冥君确实是疯了,一层一层的杀,一层一层的破,当阴兵死伤无数,天罗地网被摧毁时,他终于来到了第一层地狱外的狱口。
狱口兵重重,将重重,杀意重重,冥君从进狱到出狱都是被包围,他似乎永远不能逃出生天,有形的永囚之阵破了,但无形的永囚之阵将彻底伴随着他。
“逃出了永远逃不出的牢笼,心中的黑暗驱不散,永囚之阵,至死方休!你们都让开道吧,堂堂冥君,混元无极大罗金仙,他焉能被你们挡住去住?”项剑手执墨刑,一步步走向冥河老祖,有着一种说不出的莫名从容。
阴兵、阴将们闻后纷纷退后,他们不是被冥君气势所慑,而是被项剑的无形威压镇住。
“你居然没逃,你的同伴呢?”冥君眉头一颤,淡淡的问。
“冥君,你这邪人杀戮尚且不遮掩,我们诛你又何须鬼鬼祟祟?”一道声音从高处传来,冥君一看,在那阁楼顶上,以东皇玉为首的七绝天正坐着,似乎等了很久。
“七绝天、三剑侠,你们还真是阴魂不散啊。本君与你们只是偶然相遇,从结怨开始,尔等屡屡坏本君的好事,你们要与本君为敌,与九堕为敌,拯救三界,匡扶正义,你们真的以为自己是救世主吗?”冥君淡然说着,继而生气、咆哮、怒不可遏。

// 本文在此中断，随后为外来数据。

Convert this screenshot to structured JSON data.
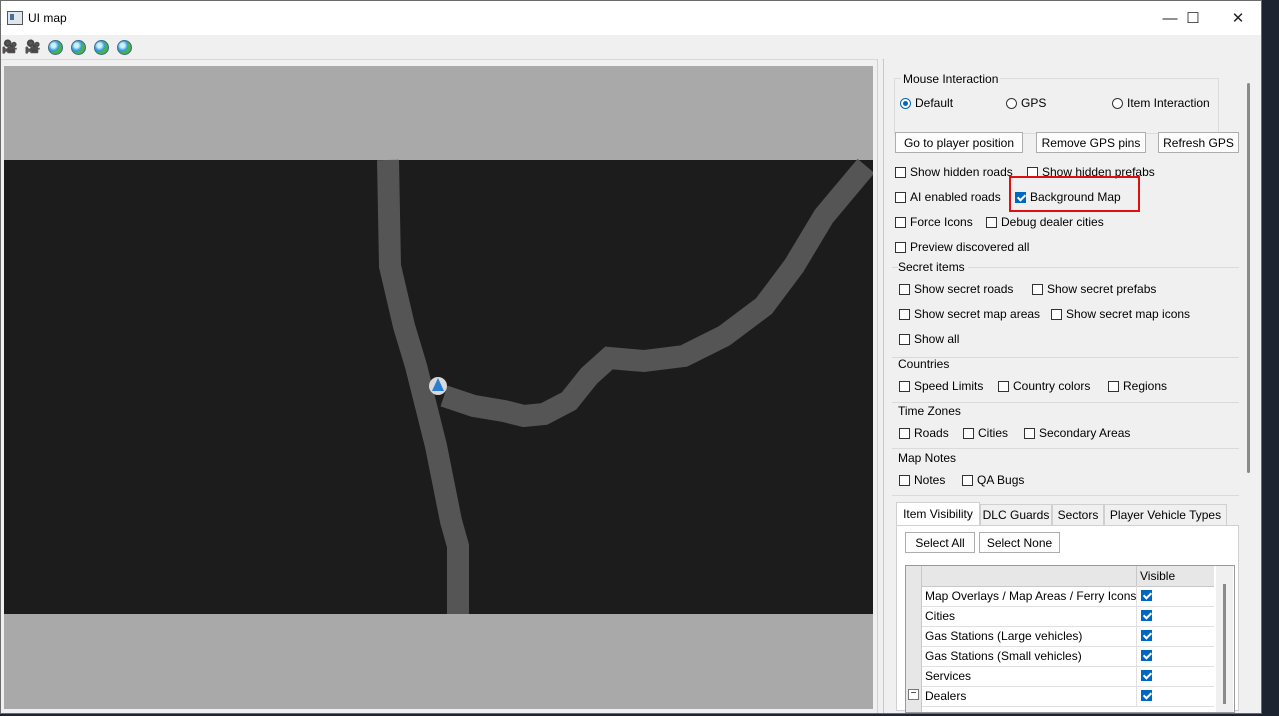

东皇庭站了起来,脚下一点,仙身如羽而飘下,轻得不能再轻。
“那又如何?”东皇庭道。
“本君走出十八层地狱,尽管杀了很多阻碍,但总是不安,知道为什么吗?因为败得怪,甚至本君都觉得这是阴谋。”
冥河边说边走向项剑,然后又道:“但现在本君相信了,知道为什么吗?因为即使你们是饵,只要本君杀了你们,便可消心头之恨。”

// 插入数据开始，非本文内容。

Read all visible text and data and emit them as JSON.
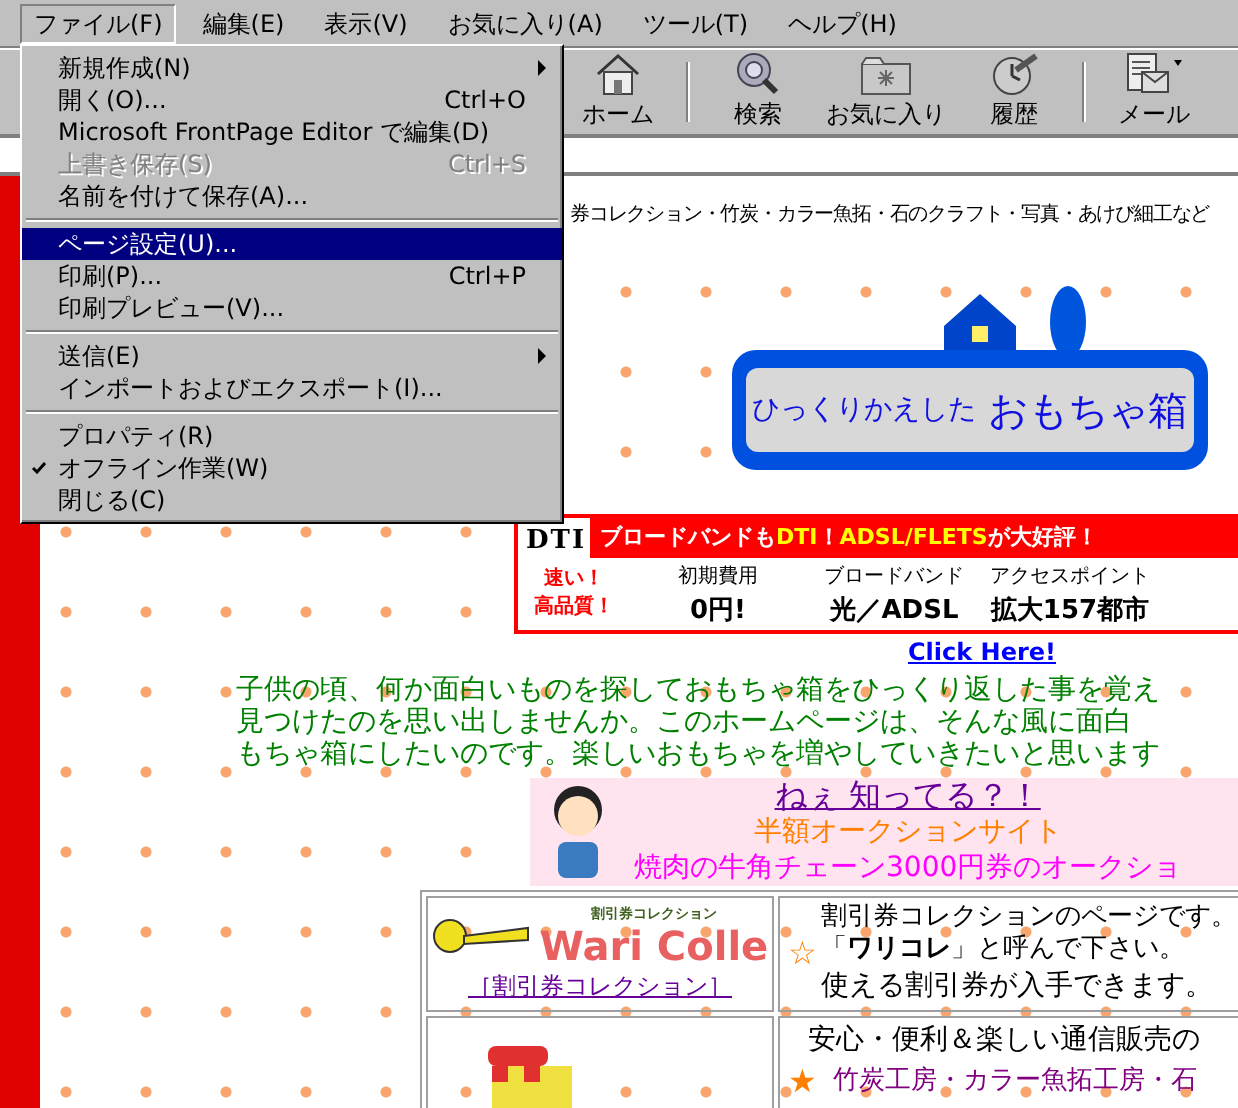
{
  "menu_bar": [
    {
      "label": "ファイル(F)",
      "selected": true
    },
    {
      "label": "編集(E)",
      "selected": false
    },
    {
      "label": "表示(V)",
      "selected": false
    },
    {
      "label": "お気に入り(A)",
      "selected": false
    },
    {
      "label": "ツール(T)",
      "selected": false
    },
    {
      "label": "ヘルプ(H)",
      "selected": false
    }
  ],
  "file_menu": [
    {
      "kind": "item",
      "label": "新規作成(N)",
      "submenu": true,
      "disabled": false,
      "selected": false,
      "checked": false
    },
    {
      "kind": "item",
      "label": "開く(O)...",
      "shortcut": "Ctrl+O",
      "submenu": false,
      "disabled": false,
      "selected": false,
      "checked": false
    },
    {
      "kind": "item",
      "label": "Microsoft FrontPage Editor で編集(D)",
      "submenu": false,
      "disabled": false,
      "selected": false,
      "checked": false
    },
    {
      "kind": "item",
      "label": "上書き保存(S)",
      "shortcut": "Ctrl+S",
      "submenu": false,
      "disabled": true,
      "selected": false,
      "checked": false
    },
    {
      "kind": "item",
      "label": "名前を付けて保存(A)...",
      "submenu": false,
      "disabled": false,
      "selected": false,
      "checked": false
    },
    {
      "kind": "separator"
    },
    {
      "kind": "item",
      "label": "ページ設定(U)...",
      "submenu": false,
      "disabled": false,
      "selected": true,
      "checked": false
    },
    {
      "kind": "item",
      "label": "印刷(P)...",
      "shortcut": "Ctrl+P",
      "submenu": false,
      "disabled": false,
      "selected": false,
      "checked": false
    },
    {
      "kind": "item",
      "label": "印刷プレビュー(V)...",
      "submenu": false,
      "disabled": false,
      "selected": false,
      "checked": false
    },
    {
      "kind": "separator"
    },
    {
      "kind": "item",
      "label": "送信(E)",
      "submenu": true,
      "disabled": false,
      "selected": false,
      "checked": false
    },
    {
      "kind": "item",
      "label": "インポートおよびエクスポート(I)...",
      "submenu": false,
      "disabled": false,
      "selected": false,
      "checked": false
    },
    {
      "kind": "separator"
    },
    {
      "kind": "item",
      "label": "プロパティ(R)",
      "submenu": false,
      "disabled": false,
      "selected": false,
      "checked": false
    },
    {
      "kind": "item",
      "label": "オフライン作業(W)",
      "submenu": false,
      "disabled": false,
      "selected": false,
      "checked": true
    },
    {
      "kind": "item",
      "label": "閉じる(C)",
      "submenu": false,
      "disabled": false,
      "selected": false,
      "checked": false
    }
  ],
  "toolbar": [
    {
      "kind": "home",
      "label": "ホーム"
    },
    {
      "kind": "separator"
    },
    {
      "kind": "search",
      "label": "検索"
    },
    {
      "kind": "favorites",
      "label": "お気に入り"
    },
    {
      "kind": "history",
      "label": "履歴"
    },
    {
      "kind": "separator"
    },
    {
      "kind": "mail",
      "label": "メール"
    }
  ],
  "page": {
    "tagline": "券コレクション・竹炭・カラー魚拓・石のクラフト・写真・あけび細工など",
    "logo": {
      "line_1": "ひっくりかえした",
      "line_2": "おもちゃ箱"
    },
    "banner": {
      "brand": "DTI",
      "headline": [
        {
          "text": "ブロードバンドも",
          "highlight": false
        },
        {
          "text": "DTI",
          "highlight": true
        },
        {
          "text": "！",
          "highlight": false
        },
        {
          "text": "ADSL/FLETS",
          "highlight": true
        },
        {
          "text": "が大好評！",
          "highlight": false
        }
      ],
      "slogan": [
        "速い！",
        "高品質！"
      ],
      "columns": [
        {
          "label": "初期費用",
          "value": "0円!"
        },
        {
          "label": "ブロードバンド",
          "value": "光／ADSL"
        },
        {
          "label": "アクセスポイント",
          "value": "拡大157都市"
        }
      ]
    },
    "click_link": "Click Here!",
    "intro": [
      "子供の頃、何か面白いものを探しておもちゃ箱をひっくり返した事を覚え",
      "見つけたのを思い出しませんか。このホームページは、そんな風に面白",
      "もちゃ箱にしたいのです。楽しいおもちゃを増やしていきたいと思います"
    ],
    "notice": {
      "title": "ねぇ 知ってる？！",
      "subtitle": "半額オークションサイト",
      "text": "焼肉の牛角チェーン3000円券のオークショ"
    },
    "table_rows": [
      {
        "kind": "coupon",
        "logo_small": "割引券コレクション",
        "logo_big": "Wari Colle",
        "link": "［割引券コレクション］",
        "star": "☆",
        "lines": [
          "割引券コレクションのページです。",
          "「**ワリコレ**」と呼んで下さい。",
          "使える割引券が入手できます。"
        ]
      },
      {
        "kind": "shop",
        "star": "★",
        "lines": [
          "安心・便利＆楽しい通信販売の",
          "竹炭工房・カラー魚拓工房・石"
        ]
      }
    ]
  }
}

“原来如此,我们是你的眼中钉,肉中钉,所以能杀我们,即使中计,也会让你安心?”项剑嗤之以鼻道。
“彼此相见相杀,至死方休,你们是杀不了我的,武次第!”
冥河说着,不知什么时候,他的身后悄然无息的出现了两道人影,正是武次第和薛剑。